The much anticipated, late-August calm in financial markets has taken a backseat amidst rising geopolitical concerns, increased uneasiness in response to the rhetoric from Washington and a few weaker-than-expected earnings releases in the week ending 18/08/17.
After a strong first quarter earnings season in the US, overall results for the second quarter, so far, is also better-than-expected, with mid-single digit top line growth and earnings growth almost doubling that of revenue. We are seeing margin expansion in the most cyclical companies and as long as revenue growth continues and wage pressures remain muted, profit and profit margin expansion should persist in the near term.
As global growth increases, US companies with larger international exposure are increasing earnings at a faster pace than their domestic only peers. The European region is seeing stronger economic growth than many anticipated heading into the year, and the Japanese economy expanded its growth streak during the second quarter, while the picture in Latin America remains mixed.
We expect earnings to benefit from currency translation gains in the second half of 2017. Leverage for US corporates remains elevated and the much anticipated pickup in capital expenditures is not materializing.

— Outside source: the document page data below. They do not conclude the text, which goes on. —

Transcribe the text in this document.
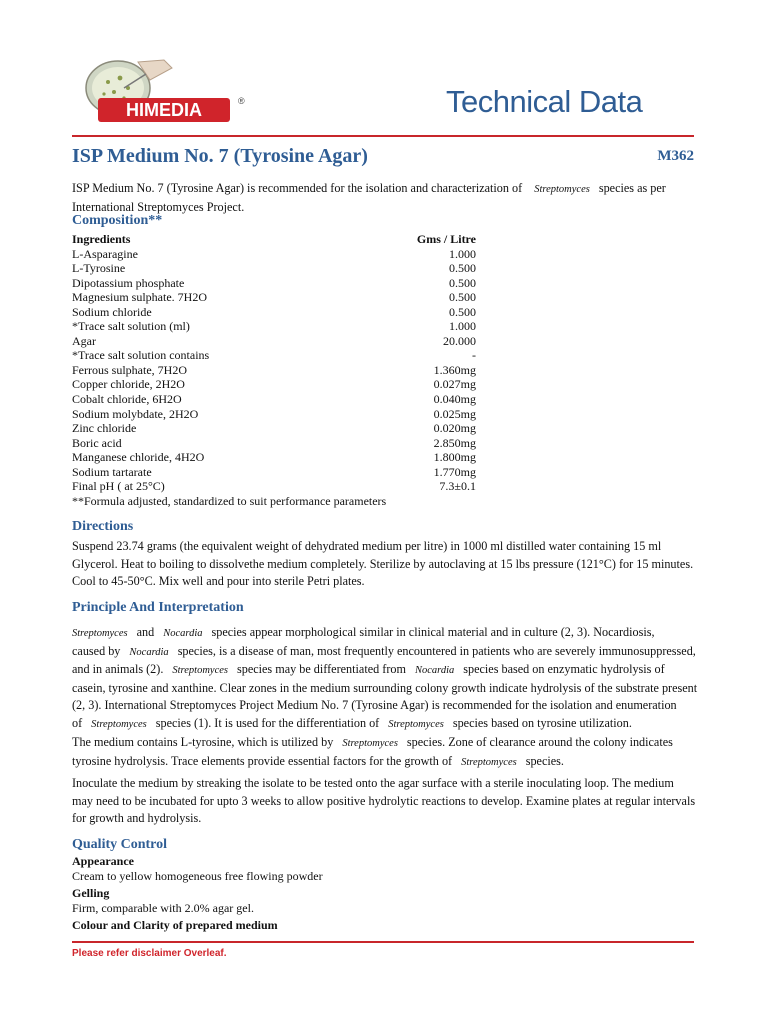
HIMEDIA	®	Technical Data
ISP Medium No. 7 (Tyrosine Agar)	M362
ISP Medium No. 7 (Tyrosine Agar) is recommended for the isolation and characterization of Streptomyces species as per
International Streptomyces Project.
Composition**
Ingredients	Gms / Litre
L-Asparagine	1.000
L-Tyrosine	0.500
Dipotassium phosphate	0.500
Magnesium sulphate. 7H2O	0.500
Sodium chloride	0.500
*Trace salt solution (ml)	1.000
Agar	20.000
*Trace salt solution contains	-
Ferrous sulphate, 7H2O	1.360mg
Copper chloride, 2H2O	0.027mg
Cobalt chloride, 6H2O	0.040mg
Sodium molybdate, 2H2O	0.025mg
Zinc chloride	0.020mg
Boric acid	2.850mg
Manganese chloride, 4H2O	1.800mg
Sodium tartarate	1.770mg
Final pH ( at 25°C)	7.3±0.1
**Formula adjusted, standardized to suit performance parameters
Directions
Suspend 23.74 grams (the equivalent weight of dehydrated medium per litre) in 1000 ml distilled water containing 15 ml
Glycerol. Heat to boiling to dissolvethe medium completely. Sterilize by autoclaving at 15 lbs pressure (121°C) for 15 minutes.
Cool to 45-50°C. Mix well and pour into sterile Petri plates.
Principle And Interpretation
Streptomyces and Nocardia species appear morphological similar in clinical material and in culture (2, 3). Nocardiosis,
caused by Nocardia species, is a disease of man, most frequently encountered in patients who are severely immunosuppressed,
and in animals (2). Streptomyces species may be differentiated from Nocardia species based on enzymatic hydrolysis of
casein, tyrosine and xanthine. Clear zones in the medium surrounding colony growth indicate hydrolysis of the substrate present
(2, 3). International Streptomyces Project Medium No. 7 (Tyrosine Agar) is recommended for the isolation and enumeration
of Streptomyces species (1). It is used for the differentiation of Streptomyces species based on tyrosine utilization.
The medium contains L-tyrosine, which is utilized by Streptomyces species. Zone of clearance around the colony indicates
tyrosine hydrolysis. Trace elements provide essential factors for the growth of Streptomyces species.
Inoculate the medium by streaking the isolate to be tested onto the agar surface with a sterile inoculating loop. The medium
may need to be incubated for upto 3 weeks to allow positive hydrolytic reactions to develop. Examine plates at regular intervals
for growth and hydrolysis.
Quality Control
Appearance
Cream to yellow homogeneous free flowing powder
Gelling
Firm, comparable with 2.0% agar gel.
Colour and Clarity of prepared medium
Please refer disclaimer Overleaf.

Based on a recent Standard & Poor’s survey of corporate issuers, North American companies are expected to increase 2017 capital expenditures by 3.5% over 2016. While the trend is better than recent years, it is underwhelming, and with the expectation for meaningful tax reform fading, along with reduced outlook for energy prices, 2018 capital expenditure budgets may be lowered as well.

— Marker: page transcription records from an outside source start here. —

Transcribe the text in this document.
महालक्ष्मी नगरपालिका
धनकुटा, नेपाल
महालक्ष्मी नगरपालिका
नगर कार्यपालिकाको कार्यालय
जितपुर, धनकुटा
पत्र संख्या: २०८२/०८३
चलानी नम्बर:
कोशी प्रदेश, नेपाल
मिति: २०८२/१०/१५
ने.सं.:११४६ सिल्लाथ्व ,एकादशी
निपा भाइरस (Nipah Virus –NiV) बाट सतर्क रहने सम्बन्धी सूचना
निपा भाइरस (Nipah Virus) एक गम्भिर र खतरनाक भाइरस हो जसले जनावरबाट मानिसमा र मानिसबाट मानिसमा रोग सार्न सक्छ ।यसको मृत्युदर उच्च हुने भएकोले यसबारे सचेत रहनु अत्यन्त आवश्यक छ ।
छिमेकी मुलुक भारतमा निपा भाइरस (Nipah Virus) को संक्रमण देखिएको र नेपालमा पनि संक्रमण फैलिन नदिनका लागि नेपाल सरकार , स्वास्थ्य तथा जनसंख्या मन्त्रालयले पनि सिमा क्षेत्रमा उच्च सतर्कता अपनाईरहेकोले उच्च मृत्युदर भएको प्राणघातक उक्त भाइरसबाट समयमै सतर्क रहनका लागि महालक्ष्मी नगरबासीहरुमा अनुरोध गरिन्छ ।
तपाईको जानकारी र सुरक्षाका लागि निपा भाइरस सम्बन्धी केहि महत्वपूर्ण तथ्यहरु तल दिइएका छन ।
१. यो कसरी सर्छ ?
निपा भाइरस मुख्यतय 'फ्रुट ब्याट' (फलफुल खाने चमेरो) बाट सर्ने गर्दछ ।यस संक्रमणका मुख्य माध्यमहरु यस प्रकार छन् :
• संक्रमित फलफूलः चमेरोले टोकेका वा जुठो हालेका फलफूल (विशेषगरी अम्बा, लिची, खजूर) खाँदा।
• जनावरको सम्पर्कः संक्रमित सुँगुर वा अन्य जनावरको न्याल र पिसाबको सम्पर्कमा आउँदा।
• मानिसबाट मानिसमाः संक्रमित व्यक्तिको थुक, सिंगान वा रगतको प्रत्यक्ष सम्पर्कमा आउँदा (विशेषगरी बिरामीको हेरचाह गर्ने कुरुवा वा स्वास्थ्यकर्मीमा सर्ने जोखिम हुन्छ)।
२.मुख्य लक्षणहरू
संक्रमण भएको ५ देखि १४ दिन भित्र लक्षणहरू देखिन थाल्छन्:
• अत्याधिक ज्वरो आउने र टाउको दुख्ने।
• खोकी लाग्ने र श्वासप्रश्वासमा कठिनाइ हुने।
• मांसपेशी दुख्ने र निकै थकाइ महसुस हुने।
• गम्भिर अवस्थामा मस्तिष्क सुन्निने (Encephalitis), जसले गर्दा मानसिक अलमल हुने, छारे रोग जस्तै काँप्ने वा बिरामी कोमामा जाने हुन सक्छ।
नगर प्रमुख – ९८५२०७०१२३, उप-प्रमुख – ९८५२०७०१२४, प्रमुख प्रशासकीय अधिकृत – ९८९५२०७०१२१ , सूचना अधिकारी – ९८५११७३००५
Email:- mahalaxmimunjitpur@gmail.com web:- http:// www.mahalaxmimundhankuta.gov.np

Absent any major shocks, many economists expect the US economic expansion to continue for the next 12-18 months. If it does it could become the longest on record.

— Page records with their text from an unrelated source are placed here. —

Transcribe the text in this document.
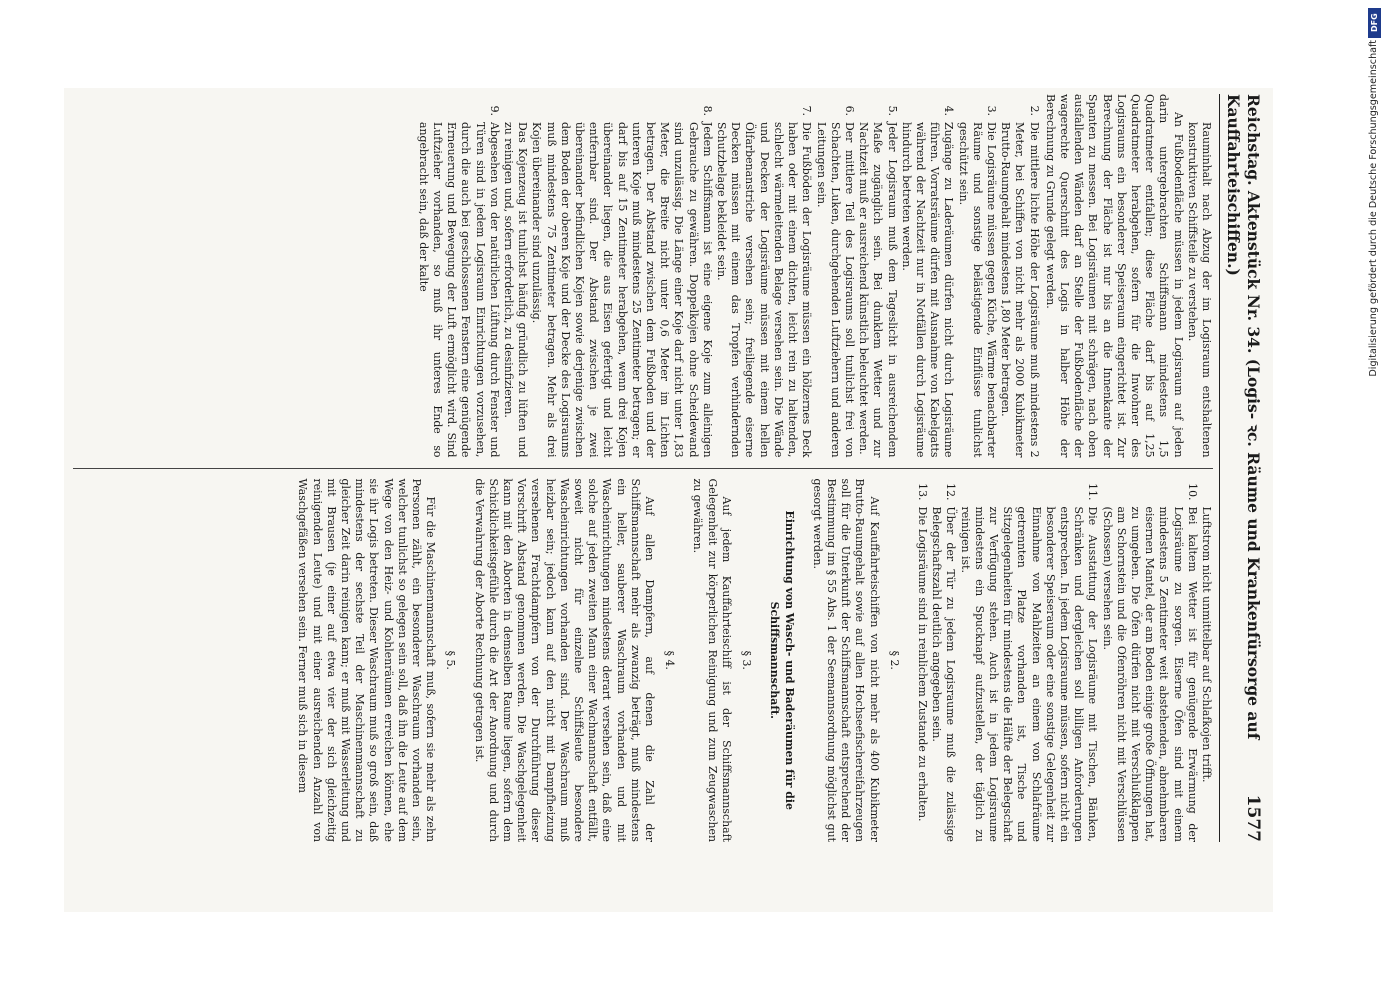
Reichstag. Aktenstück Nr. 34. (Logis- ꝛc. Räume und Krankenfürsorge auf Kauffahrteischiffen.)
1577

Rauminhalt nach Abzug der im Logisraum entshaltenen konstruktiven Schiffsteile zu verstehen.

An Fußbodenfläche müssen in jedem Logisraum auf jeden darin untergebrachten Schiffsmann mindestens 1,5 Quadratmeter entfallen; diese Fläche darf bis auf 1,25 Quadratmeter herabgehen, sofern für die Inwohner des Logisraums ein besonderer Speiseraum eingerichtet ist. Zur Berechnung der Fläche ist nur bis an die Innenkante der Spanten zu messen. Bei Logisräumen mit schrägen, nach oben ausfallenden Wänden darf an Stelle der Fußbodenfläche der wagerechte Querschnitt des Logis in halber Höhe der Berechnung zu Grunde gelegt werden.

2.
Die mittlere lichte Höhe der Logisräume muß mindestens 2 Meter, bei Schiffen von nicht mehr als 2000 Kubikmeter Brutto-Raumgehalt mindestens 1,80 Meter betragen.
3.
Die Logisräume müssen gegen Küche, Wärme benachbarter Räume und sonstige belästigende Einflüsse tunlichst geschützt sein.
4.
Zugänge zu Laderäumen dürfen nicht durch Logisräume führen. Vorratsräume dürfen mit Ausnahme von Kabelgatts während der Nachtzeit nur in Notfällen durch Logisräume hindurch betreten werden.
5.
Jeder Logisraum muß dem Tageslicht in ausreichendem Maße zugänglich sein. Bei dunklem Wetter und zur Nachtzeit muß er ausreichend künstlich beleuchtet werden.
6.
Der mittlere Teil des Logisraums soll tunlichst frei von Schachten, Luken, durchgehenden Luftziehern und anderen Leitungen sein.
7.
Die Fußböden der Logisräume müssen ein hölzernes Deck haben oder mit einem dichten, leicht rein zu haltenden, schlecht wärmeleitenden Belage versehen sein. Die Wände und Decken der Logisräume müssen mit einem hellen Ölfarbenanstriche versehen sein; freiliegende eiserne Decken müssen mit einem das Tropfen verhindernden Schutzbelage bekleidet sein.
8.
Jedem Schiffsmann ist eine eigene Koje zum alleinigen Gebrauche zu gewähren. Doppelkojen ohne Scheidewand sind unzulässig. Die Länge einer Koje darf nicht unter 1,83 Meter, die Breite nicht unter 0,6 Meter im Lichten betragen. Der Abstand zwischen dem Fußboden und der unteren Koje muß mindestens 25 Zentimeter betragen; er darf bis auf 15 Zentimeter herabgehen, wenn drei Kojen übereinander liegen, die aus Eisen gefertigt und leicht entfernbar sind. Der Abstand zwischen je zwei übereinander befindlichen Kojen sowie derjenige zwischen dem Boden der oberen Koje und der Decke des Logisraums muß mindestens 75 Zentimeter betragen. Mehr als drei Kojen übereinander sind unzulässig.
Das Kojenzeug ist tunlichst häufig gründlich zu lüften und zu reinigen und, sofern erforderlich, zu desinfizieren.
9.
Abgesehen von der natürlichen Lüftung durch Fenster und Türen sind in jedem Logisraum Einrichtungen vorzusehen, durch die auch bei geschlossenen Fenstern eine genügende Erneuerung und Bewegung der Luft ermöglicht wird. Sind Luftzieher vorhanden, so muß ihr unteres Ende so angebracht sein, daß der kalte

Luftstrom nicht unmittelbar auf Schlafkojen trifft.

10.
Bei kaltem Wetter ist für genügende Erwärmung der Logisräume zu sorgen. Eiserne Öfen sind mit einem mindestens 5 Zentimeter weit abstehenden, abnehmbaren eisernen Mantel, der am Boden einige große Öffnungen hat, zu umgeben. Die Öfen dürfen nicht mit Verschlußklappen am Schornstein und die Ofenröhren nicht mit Verschlüssen (Schossen) versehen sein.
11.
Die Ausstattung der Logisräume mit Tischen, Bänken, Schränken und dergleichen soll billigen Anforderungen entsprechen. In jedem Logisraume müssen, sofern nicht ein besonderer Speiseraum oder eine sonstige Gelegenheit zur Einnahme von Mahlzeiten an einem von Schlafräume getrennten Platze vorhanden ist, Tische und Sitzgelegenheiten für mindestens die Hälfte der Belegschaft zur Verfügung stehen. Auch ist in jedem Logisraume mindestens ein Spucknapf aufzustellen, der täglich zu reinigen ist.
12.
Über der Tür zu jedem Logisraume muß die zulässige Belegschaftszahl deutlich angegeben sein.
13.
Die Logisräume sind in reinlichem Zustande zu erhalten.
§ 2.

Auf Kauffahrteischiffen von nicht mehr als 400 Kubikmeter Brutto-Raumgehalt sowie auf allen Hochseefischereifahrzeugen soll für die Unterkunft der Schiffsmannschaft entsprechend der Bestimmung im § 55 Abs. 1 der Seemannsordnung möglichst gut gesorgt werden.

Einrichtung von Wasch- und Baderäumen für die Schiffsmannschaft.
§ 3.

Auf jedem Kauffahrteischiff ist der Schiffsmannschaft Gelegenheit zur körperlichen Reinigung und zum Zeugwaschen zu gewähren.

§ 4.

Auf allen Dampfern, auf denen die Zahl der Schiffsmannschaft mehr als zwanzig beträgt, muß mindestens ein heller, sauberer Waschraum vorhanden und mit Wascheinrichtungen mindestens derart versehen sein, daß eine solche auf jeden zweiten Mann einer Wachmannschaft entfällt, soweit nicht für einzelne Schiffsleute besondere Wascheinrichtungen vorhanden sind. Der Waschraum muß heizbar sein; jedoch kann auf den nicht mit Dampfheizung versehenen Frachtdampfern von der Durchführung dieser Vorschrift Abstand genommen werden. Die Waschgelegenheit kann mit den Aborten in demselben Raume liegen, sofern dem Schicklichkeitsgefühle durch die Art der Anordnung und durch die Verwahrung der Aborte Rechnung getragen ist.

§ 5.

Für die Maschinenmannschaft muß, sofern sie mehr als zehn Personen zählt, ein besonderer Waschraum vorhanden sein, welcher tunlichst so gelegen sein soll, daß ihn die Leute auf dem Wege von den Heiz- und Kohlenräumen erreichen können, ehe sie ihr Logis betreten. Dieser Waschraum muß so groß sein, daß mindestens der sechste Teil der Maschinenmannschaft zu gleicher Zeit darin reinigen kann; er muß mit Wasserleitung und mit Brausen (je einer auf etwa vier der sich gleichzeitig reinigenden Leute) und mit einer ausreichenden Anzahl von Waschgefäßen versehen sein. Ferner muß sich in diesem

Digitalisierung gefördert durch die Deutsche Forschungsgemeinschaft
DFG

However, events (the tense standoff between the US and North Korea, domestic events involving President Trump’s declarations) in the first half of August weeks have created some angst in markets (see Exhibit 1 below), especially for the riskier assets. Equities and high yield bonds saw outflows during the week ending 18/08/17, as investors flooded to traditional safe havens.
Exhibit 1: The recent rise in the VIX index reflects market angst over geopolitical risks (graphs shows changes in the Chicago Board of Trade Options Exchange SPX Volatility Index for the period from February 2017 through to 18 August 17)
Source: Bloomberg, BNP Paribas Asset Management, as of 18/08/2017
US economic data released during the week ending 18/08/17, while mixed, is largely supportive of continued growth in early third quarter. The 0.6% gain in retail sales in July and upward revisions in May and June, showed an accelerating consumer demand in the third quarter 2017. The strength in retail was broad based, with even the department stores, in secular decline, posting growth. Total business inventories increased by 0.5% in June, also signalling a slight upward revision to second quarter GDP data. US Industrial Production and Capacity Utilization data came in positive during July, with Industrial Production up 0.2% and Capacity Utilization up 0.1% sequentially.
US homebuilding data was mixed. Housing starts and building permits were below expectations, while homebuilder confidence increased, ahead of expectations, and may be indicative of the difficulties that builders face in finding suitable land.
From a fundamental perspective, the current cyclical backdrop remains supportive for U.S. earnings growth in the second half of 2017, and consumption data started off the third quarter on a strong footing. With a strong job market and household wealth at record levels, the favourable consumer indicators remain supportive to the U.S. economic growth narrative. However, a deteriorating political situation could raise uncertainties in the second half of 2017.